A crise financeira parece ter desaparecido de vez da Prefeitura e da Câmara de São Paulo, cinco meses após o alardeado corte de mais de R$ 5 bilhões do Orçamento. Depois de o prefeito Gilberto Kassab (DEM) liberar, no início da semana, mais R$ 200 milhões do superávit acumulado no ano passado – incluindo R$ 30 milhões para publicidade e R$ 25 milhões para a renovação da frota dos ônibus -, a Câmara Municipal criou ontem uma reserva técnica para “serviços de informática e de comunicação” de R$ 6,8 milhões, conforme reportagem publicada hoje no Estado.

Segundo o vereador Francisco Chagas (PT), primeiro secretário de Casa, a “reserva técnica” vai subsidiar “um novo sistema responsável por compilar e tornar acessível os dados das secretarias de governo no site da Câmara”. O estranho, no caso, é que ninguém nunca havia falado sobre o projeto e parte dos dados do Executivo, como a execução orçamentária em tempo real, são vedados ao público.
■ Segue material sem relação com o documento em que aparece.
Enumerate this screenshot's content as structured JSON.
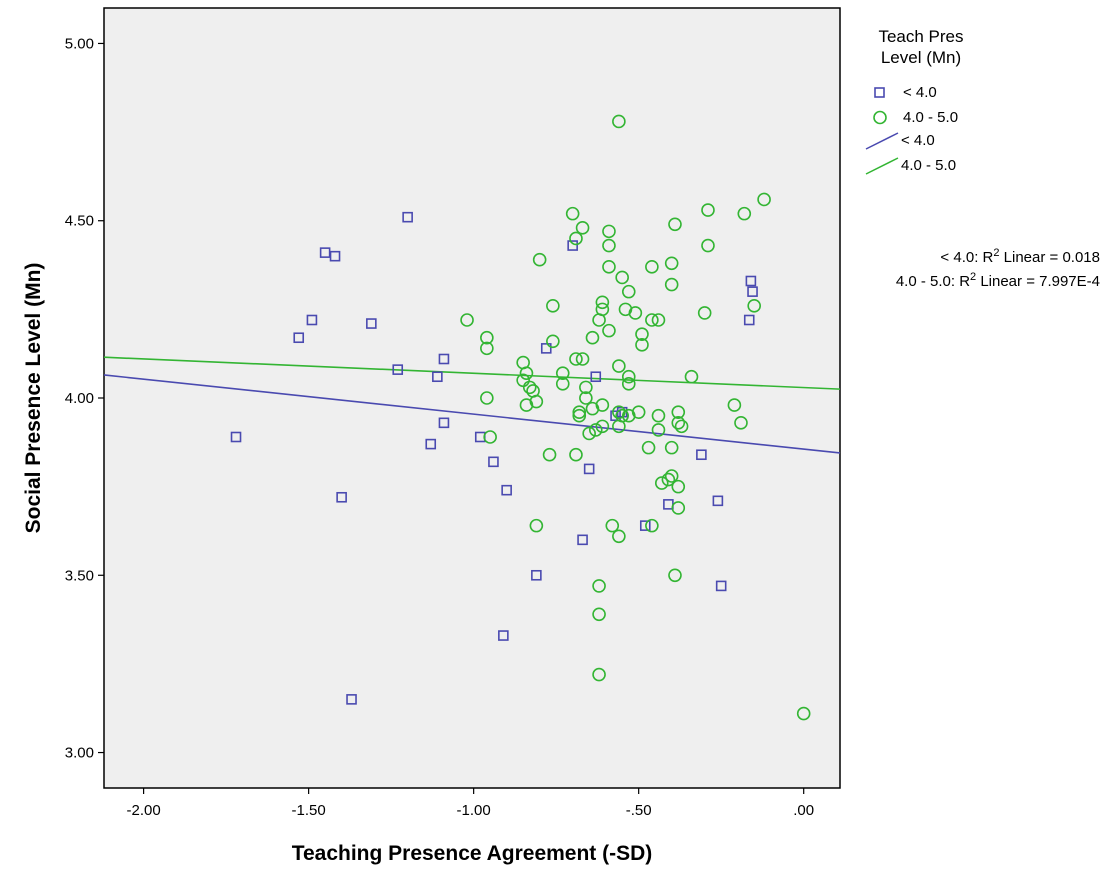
{
  "chart_data": {
    "type": "scatter",
    "title": "",
    "xlabel": "Teaching Presence Agreement (-SD)",
    "ylabel": "Social Presence Level (Mn)",
    "xlim": [
      -2.12,
      0.11
    ],
    "ylim": [
      2.9,
      5.1
    ],
    "x_ticks": [
      -2.0,
      -1.5,
      -1.0,
      -0.5,
      0.0
    ],
    "x_tick_labels": [
      "-2.00",
      "-1.50",
      "-1.00",
      "-.50",
      ".00"
    ],
    "y_ticks": [
      3.0,
      3.5,
      4.0,
      4.5,
      5.0
    ],
    "y_tick_labels": [
      "3.00",
      "3.50",
      "4.00",
      "4.50",
      "5.00"
    ],
    "grid": false,
    "legend_position": "right",
    "legend": {
      "title": "Teach Pres\nLevel (Mn)",
      "entries": [
        {
          "label": "< 4.0",
          "kind": "marker",
          "series": "low"
        },
        {
          "label": "4.0 - 5.0",
          "kind": "marker",
          "series": "mid"
        },
        {
          "label": "< 4.0",
          "kind": "line",
          "series": "low"
        },
        {
          "label": "4.0 - 5.0",
          "kind": "line",
          "series": "mid"
        }
      ]
    },
    "fit_annotations": [
      {
        "prefix": "< 4.0: R",
        "sup": "2",
        "suffix": " Linear = 0.018"
      },
      {
        "prefix": "4.0 - 5.0: R",
        "sup": "2",
        "suffix": " Linear = 7.997E-4"
      }
    ],
    "series": [
      {
        "id": "low",
        "name": "< 4.0",
        "marker": "square",
        "color": "#4a4ab0",
        "fit_line": {
          "x": [
            -2.12,
            0.11
          ],
          "y": [
            4.065,
            3.845
          ]
        },
        "points": [
          [
            -1.2,
            4.51
          ],
          [
            -1.45,
            4.41
          ],
          [
            -1.42,
            4.4
          ],
          [
            -1.49,
            4.22
          ],
          [
            -1.53,
            4.17
          ],
          [
            -1.31,
            4.21
          ],
          [
            -1.23,
            4.08
          ],
          [
            -1.09,
            4.11
          ],
          [
            -1.11,
            4.06
          ],
          [
            -1.72,
            3.89
          ],
          [
            -1.09,
            3.93
          ],
          [
            -1.13,
            3.87
          ],
          [
            -0.98,
            3.89
          ],
          [
            -0.94,
            3.82
          ],
          [
            -1.4,
            3.72
          ],
          [
            -0.9,
            3.74
          ],
          [
            -0.7,
            4.43
          ],
          [
            -0.78,
            4.14
          ],
          [
            -0.63,
            4.06
          ],
          [
            -0.65,
            3.8
          ],
          [
            -0.57,
            3.95
          ],
          [
            -0.55,
            3.96
          ],
          [
            -0.81,
            3.5
          ],
          [
            -0.67,
            3.6
          ],
          [
            -0.48,
            3.64
          ],
          [
            -0.91,
            3.33
          ],
          [
            -1.37,
            3.15
          ],
          [
            -0.31,
            3.84
          ],
          [
            -0.41,
            3.7
          ],
          [
            -0.26,
            3.71
          ],
          [
            -0.25,
            3.47
          ],
          [
            -0.16,
            4.33
          ],
          [
            -0.155,
            4.3
          ],
          [
            -0.165,
            4.22
          ]
        ]
      },
      {
        "id": "mid",
        "name": "4.0 - 5.0",
        "marker": "circle",
        "color": "#33b533",
        "fit_line": {
          "x": [
            -2.12,
            0.11
          ],
          "y": [
            4.115,
            4.025
          ]
        },
        "points": [
          [
            -0.56,
            4.78
          ],
          [
            -0.7,
            4.52
          ],
          [
            -0.67,
            4.48
          ],
          [
            -0.59,
            4.47
          ],
          [
            -0.69,
            4.45
          ],
          [
            -0.59,
            4.43
          ],
          [
            -0.8,
            4.39
          ],
          [
            -0.59,
            4.37
          ],
          [
            -0.46,
            4.37
          ],
          [
            -0.4,
            4.38
          ],
          [
            -0.55,
            4.34
          ],
          [
            -0.39,
            4.49
          ],
          [
            -0.29,
            4.53
          ],
          [
            -0.18,
            4.52
          ],
          [
            -0.12,
            4.56
          ],
          [
            -0.29,
            4.43
          ],
          [
            -0.4,
            4.32
          ],
          [
            -0.53,
            4.3
          ],
          [
            -0.61,
            4.27
          ],
          [
            -0.61,
            4.25
          ],
          [
            -0.76,
            4.26
          ],
          [
            -0.54,
            4.25
          ],
          [
            -0.51,
            4.24
          ],
          [
            -0.46,
            4.22
          ],
          [
            -0.44,
            4.22
          ],
          [
            -0.3,
            4.24
          ],
          [
            -0.15,
            4.26
          ],
          [
            -1.02,
            4.22
          ],
          [
            -0.96,
            4.17
          ],
          [
            -0.96,
            4.14
          ],
          [
            -0.62,
            4.22
          ],
          [
            -0.64,
            4.17
          ],
          [
            -0.59,
            4.19
          ],
          [
            -0.76,
            4.16
          ],
          [
            -0.49,
            4.18
          ],
          [
            -0.49,
            4.15
          ],
          [
            -0.73,
            4.07
          ],
          [
            -0.69,
            4.11
          ],
          [
            -0.67,
            4.11
          ],
          [
            -0.56,
            4.09
          ],
          [
            -0.53,
            4.06
          ],
          [
            -0.53,
            4.04
          ],
          [
            -0.85,
            4.1
          ],
          [
            -0.84,
            4.07
          ],
          [
            -0.85,
            4.05
          ],
          [
            -0.73,
            4.04
          ],
          [
            -0.34,
            4.06
          ],
          [
            -0.83,
            4.03
          ],
          [
            -0.82,
            4.02
          ],
          [
            -0.66,
            4.03
          ],
          [
            -0.96,
            4.0
          ],
          [
            -0.81,
            3.99
          ],
          [
            -0.84,
            3.98
          ],
          [
            -0.66,
            4.0
          ],
          [
            -0.68,
            3.96
          ],
          [
            -0.68,
            3.95
          ],
          [
            -0.64,
            3.97
          ],
          [
            -0.61,
            3.98
          ],
          [
            -0.56,
            3.96
          ],
          [
            -0.55,
            3.95
          ],
          [
            -0.53,
            3.95
          ],
          [
            -0.5,
            3.96
          ],
          [
            -0.44,
            3.95
          ],
          [
            -0.38,
            3.96
          ],
          [
            -0.38,
            3.93
          ],
          [
            -0.37,
            3.92
          ],
          [
            -0.61,
            3.92
          ],
          [
            -0.63,
            3.91
          ],
          [
            -0.65,
            3.9
          ],
          [
            -0.56,
            3.92
          ],
          [
            -0.44,
            3.91
          ],
          [
            -0.21,
            3.98
          ],
          [
            -0.19,
            3.93
          ],
          [
            -0.95,
            3.89
          ],
          [
            -0.4,
            3.86
          ],
          [
            -0.47,
            3.86
          ],
          [
            -0.77,
            3.84
          ],
          [
            -0.69,
            3.84
          ],
          [
            -0.4,
            3.78
          ],
          [
            -0.41,
            3.77
          ],
          [
            -0.43,
            3.76
          ],
          [
            -0.38,
            3.75
          ],
          [
            -0.38,
            3.69
          ],
          [
            -0.81,
            3.64
          ],
          [
            -0.58,
            3.64
          ],
          [
            -0.46,
            3.64
          ],
          [
            -0.56,
            3.61
          ],
          [
            -0.39,
            3.5
          ],
          [
            -0.62,
            3.47
          ],
          [
            -0.62,
            3.39
          ],
          [
            -0.62,
            3.22
          ],
          [
            0.0,
            3.11
          ]
        ]
      }
    ]
  }
}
No mês passado, a Mesa Diretora da Casa já tinha criado “reserva técnica” de R$ 3,5 milhões para a TV Câmara, cujo gasto anual é superior a R$ 17 milhões. Ao todo, são R$ 10,3 milhões de verba adicional para o canal de TV e para a comunicação.

Já em plenário, o Legislativo paulistano termina a semana sem ter votado dois projetos considerados fundamentais para a cidade, segundo entidades e ambientalistas: a concessão de 30 anos para a Sabesp, com contrapartidas para o município, e a implementação das diretrizes da Política Climática, com previsão de reduzir as emissões de poluentes na capital em 30% até 2012.